Recently an emergency security advisory from the OpeSSL project was issued warning about a bug known as “Heartbleed” which revealed an encryption flaw that was quickly labeled as one of the biggest security threats the Internet has ever seen — despite the fact that the National Security Agency (NSA) has known about and allegedly exploited it since it was discovered (link: http://rt.com/usa/nsa-knew-heartbleed-hacking-years-004/) — that has affected an unknown number of popular websites and services, many of which you might use everyday like Gmail and Facebook. Visiting the breached sites may have quietly exposed your passwords and credit card numbers to those exploiting the vulnerability over the past two years.
The “Heartbleed” label sounds a little melodramatic, and was originally reported as having the potential to live up to the hype. The bug was reportedly named by an engineer at Codenomicon, a Cyber-security company with offices in Finland and Silicon Valley. Heartbleed was discovered separately and simultaneously by Google security researchers and engineers at Codenomicon. Both teams found that OpenSSL, an open-sourced security encryption program used by an estimated 66% of Internet servers, contained a flaw that allows any hacker using a simple script to gain access to treasure troves of personal information on those affected servers.
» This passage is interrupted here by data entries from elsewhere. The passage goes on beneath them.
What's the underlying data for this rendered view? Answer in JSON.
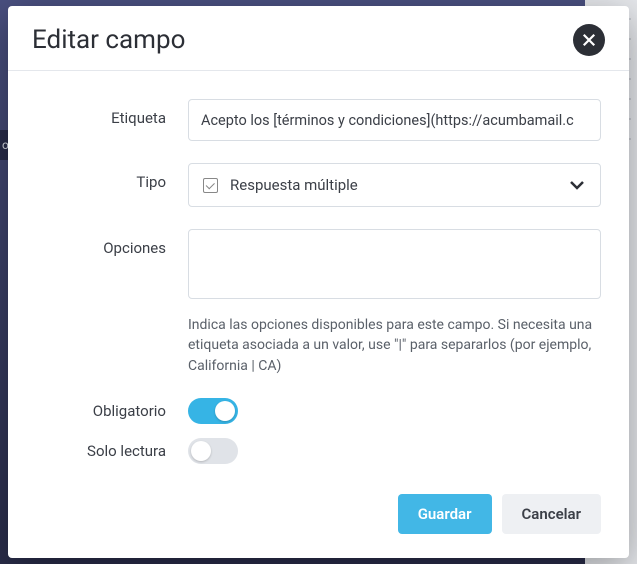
{
  "modal": {
    "title": "Editar campo"
  },
  "form": {
    "etiqueta": {
      "label": "Etiqueta",
      "value": "Acepto los [términos y condiciones](https://acumbamail.c"
    },
    "tipo": {
      "label": "Tipo",
      "selected": "Respuesta múltiple"
    },
    "opciones": {
      "label": "Opciones",
      "value": "",
      "help": "Indica las opciones disponibles para este campo. Si necesita una etiqueta asociada a un valor, use \"|\" para separarlos (por ejemplo, California | CA)"
    },
    "obligatorio": {
      "label": "Obligatorio",
      "on": true
    },
    "solo_lectura": {
      "label": "Solo lectura",
      "on": false
    }
  },
  "buttons": {
    "save": "Guardar",
    "cancel": "Cancelar"
  }
}
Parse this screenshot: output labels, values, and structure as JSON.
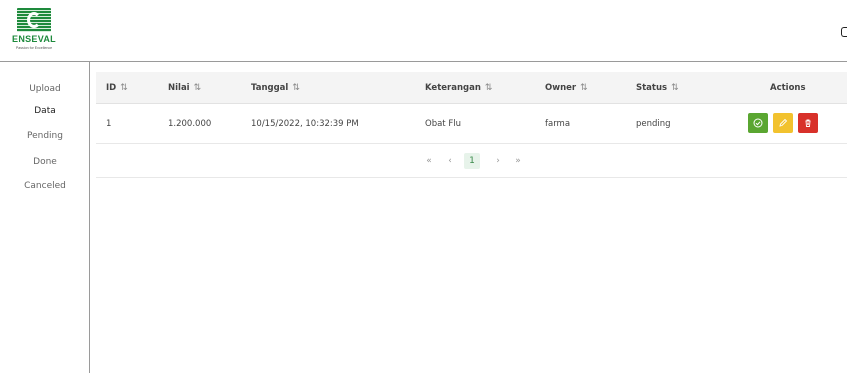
{
  "brand": {
    "name": "ENSEVAL",
    "tagline": "Passion for Excellence"
  },
  "sidebar": {
    "items": [
      {
        "label": "Upload"
      },
      {
        "label": "Data"
      },
      {
        "label": "Pending"
      },
      {
        "label": "Done"
      },
      {
        "label": "Canceled"
      }
    ],
    "active": "Data"
  },
  "table": {
    "columns": [
      "ID",
      "Nilai",
      "Tanggal",
      "Keterangan",
      "Owner",
      "Status",
      "Actions"
    ],
    "sort_icon": "⇅",
    "rows": [
      {
        "id": "1",
        "nilai": "1.200.000",
        "tanggal": "10/15/2022, 10:32:39 PM",
        "keterangan": "Obat Flu",
        "owner": "farma",
        "status": "pending",
        "actions": [
          "approve-icon",
          "edit-icon",
          "delete-icon"
        ]
      }
    ]
  },
  "pagination": {
    "first": "«",
    "prev": "‹",
    "current": "1",
    "next": "›",
    "last": "»"
  },
  "colors": {
    "approve": "#5aa631",
    "edit": "#f2c22e",
    "delete": "#d8312a",
    "brand_green": "#1e8a3c"
  }
}
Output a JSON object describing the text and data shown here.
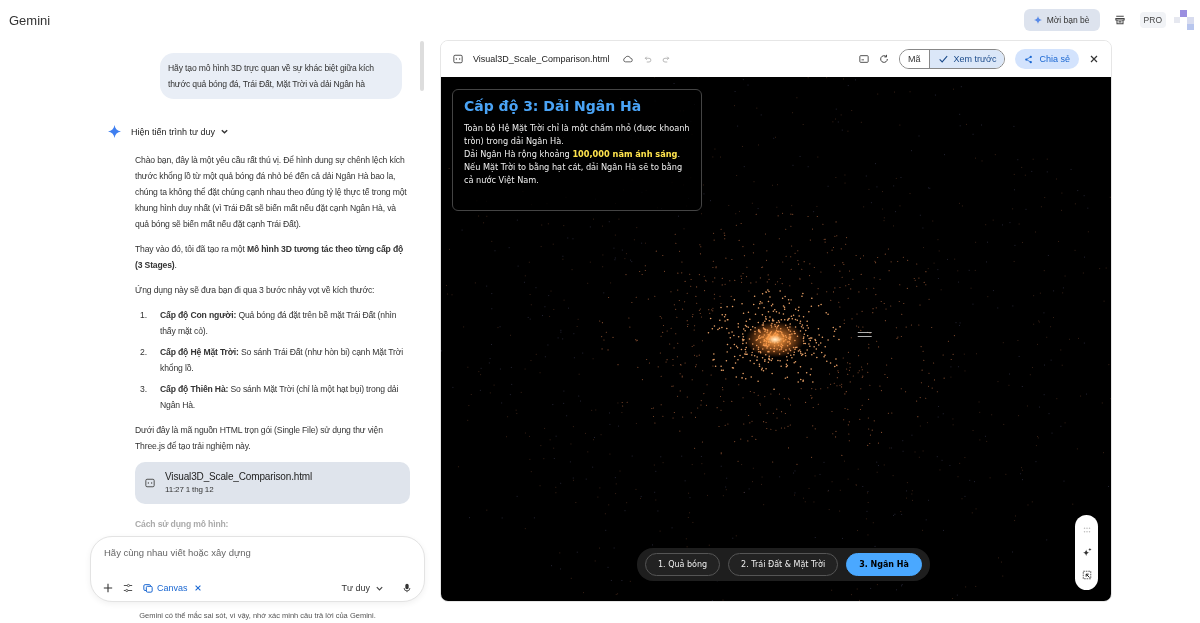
{
  "app": {
    "title": "Gemini"
  },
  "header": {
    "invite_button": "Mời bạn bè",
    "plan_badge": "PRO"
  },
  "chat": {
    "user_message": "Hãy tạo mô hình 3D trực quan về sự khác biệt giữa kích thước quả bóng đá, Trái Đất, Mặt Trời và dải Ngân hà",
    "thinking_toggle": "Hiện tiến trình tư duy",
    "paragraphs": [
      "Chào bạn, đây là một yêu cầu rất thú vị. Để hình dung sự chênh lệch kích thước khổng lồ từ một quả bóng đá nhỏ bé đến cả dải Ngân Hà bao la, chúng ta không thể đặt chúng cạnh nhau theo đúng tỷ lệ thực tế trong một khung hình duy nhất (vì Trái Đất sẽ biến mất nếu đặt cạnh Ngân Hà, và quả bóng sẽ biến mất nếu đặt cạnh Trái Đất).",
      "Thay vào đó, tôi đã tạo ra một **Mô hình 3D tương tác theo từng cấp độ (3 Stages)**.",
      "Ứng dụng này sẽ đưa bạn đi qua 3 bước nhảy vọt về kích thước:"
    ],
    "steps": [
      {
        "number": "1.",
        "text": "**Cấp độ Con người:** Quả bóng đá đặt trên bề mặt Trái Đất (nhìn thấy mặt cỏ)."
      },
      {
        "number": "2.",
        "text": "**Cấp độ Hệ Mặt Trời:** So sánh Trái Đất (như hòn bi) cạnh Mặt Trời khổng lồ."
      },
      {
        "number": "3.",
        "text": "**Cấp độ Thiên Hà:** So sánh Mặt Trời (chỉ là một hạt bụi) trong dải Ngân Hà."
      }
    ],
    "closing": "Dưới đây là mã nguồn HTML trọn gói (Single File) sử dụng thư viện Three.js để tạo trải nghiệm này.",
    "file_card": {
      "name": "Visual3D_Scale_Comparison.html",
      "time": "11:27 1 thg 12"
    },
    "faded_heading": "Cách sử dụng mô hình:"
  },
  "composer": {
    "placeholder": "Hãy cùng nhau viết hoặc xây dựng",
    "tool_chip": "Canvas",
    "mode": "Tư duy"
  },
  "disclaimer": "Gemini có thể mắc sai sót, vì vậy, nhớ xác minh câu trả lời của Gemini.",
  "canvas": {
    "file_name": "Visual3D_Scale_Comparison.html",
    "view_tabs": [
      {
        "label": "Mã",
        "selected": false
      },
      {
        "label": "Xem trước",
        "selected": true
      }
    ],
    "share_button": "Chia sẻ",
    "info_box": {
      "title": "Cấp độ 3: Dải Ngân Hà",
      "lines": [
        "Toàn bộ Hệ Mặt Trời chỉ là một chấm nhỏ (được khoanh tròn) trong dải Ngân Hà.",
        "Dải Ngân Hà rộng khoảng **100,000 năm ánh sáng**.",
        "Nếu Mặt Trời to bằng hạt cát, dải Ngân Hà sẽ to bằng cả nước Việt Nam."
      ]
    },
    "stages": [
      {
        "label": "1. Quả bóng",
        "selected": false
      },
      {
        "label": "2. Trái Đất & Mặt Trời",
        "selected": false
      },
      {
        "label": "3. Ngân Hà",
        "selected": true
      }
    ]
  }
}
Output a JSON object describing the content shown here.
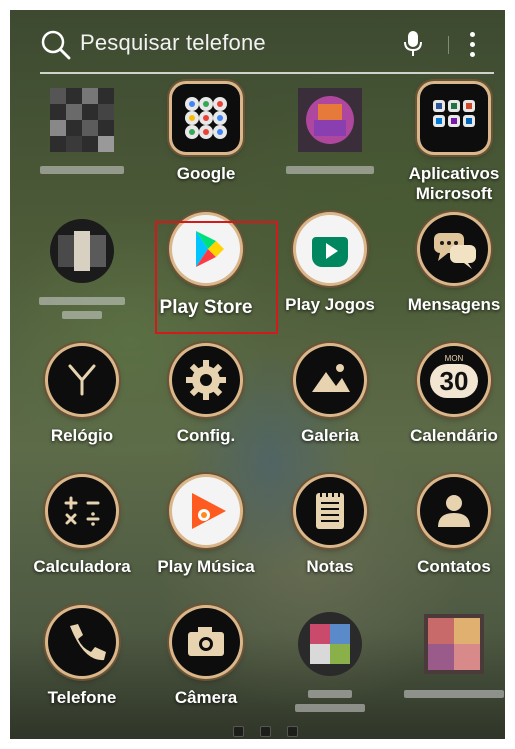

OpenSSL contains an extension called Heartbeat, which, when affected by the bug, bleeds out the important information from the memory. By running the exploit, a hacker could download countless emails, passwords, user IDs and loads of other personal information in a matter of seconds. An updated version of OpenSSL has been released so sites can use it to fix the bug, but in addition to updating OpenSSL, affected sites will need to update other pieces of their security protocols known as keys and certificates used to help them confirm the identity of their users. Companies relying on OpenSSL to safeguard consumer data are scrambling to fix the gaping hole that was reported on last week.
What hasn’t been clear since it was reported was which sites have been affected. Mashable and Github have compiled sites which appear to have been compromised. The Heartbleed bug has been known about for more than two years but it’s still not clear how long it has existed or how many sites are actually affected regardless of the doomsday scenarios that keep making headlines. In fact, it appears that the Heartbleed security flaw may not be as dangerous as thought.
THERE ARE STILL MANY UNKNOWNS ABOUT THE HEARTBLEED BUG
Security experts are recommeding that you change your passwords immediately on sites that were affected and that you wait to change your password on sites that haven’t patched the leak yet. It’s a little confusing because the security experts are saying that once an affected company has applied the patch they should send you an email telling you to change your password, but because so many experts are telling everyone this, there is the fear that hackers will send bogus emails telling you the leak has been patched and that you need to respond to the link in that email to change your password. If the email is from a hacker, you will be taken to a phished site — a phony site made to look real — to enter your password so it can potentially be stolen again.
Consequently, the same Security experts are telling you not to click on the links in the emails telling you the vulnerability has been fixed. If you changed your password because a site was affected, chances are you’ll have to change your password again. It’s best to wait a few weeks until the confusion/misinformation settles down and avoid doing online banking or conducting too many secure transactions online. Every reputable company affected by the Heartbleed bug should have patched the leak by then.
As mentioned above, you can check Mashable and Github for updated lists of companies affected and check the Heartbleed checker site or this site to see if a compay not listed is affected. Changing your password regularly is usually good practice and it’s not a good idea to use the same password on multiple sites.
If the worst-case scenario is true — criminal enterprises, Intelligence agencies, and state-sponsored hackers have known about the Heartbleed vulnerability for more than two years and used it to sysematically access everyone’s encrypted data — then no one who does anything online is safe and password changes are necessary. Don’t panic yet though because we still don’t know how close we are to he worst-case scenario. In fact, there are still many things we don’t know about this vulnerability at all. For a better understanding of how the vulnerability works and how it could affect you, see this piece by Rusty Foster in the New Yorker and see these tips on avoiding and protecting yourself from Identity Theft from the U.S. Public Interest Research Group.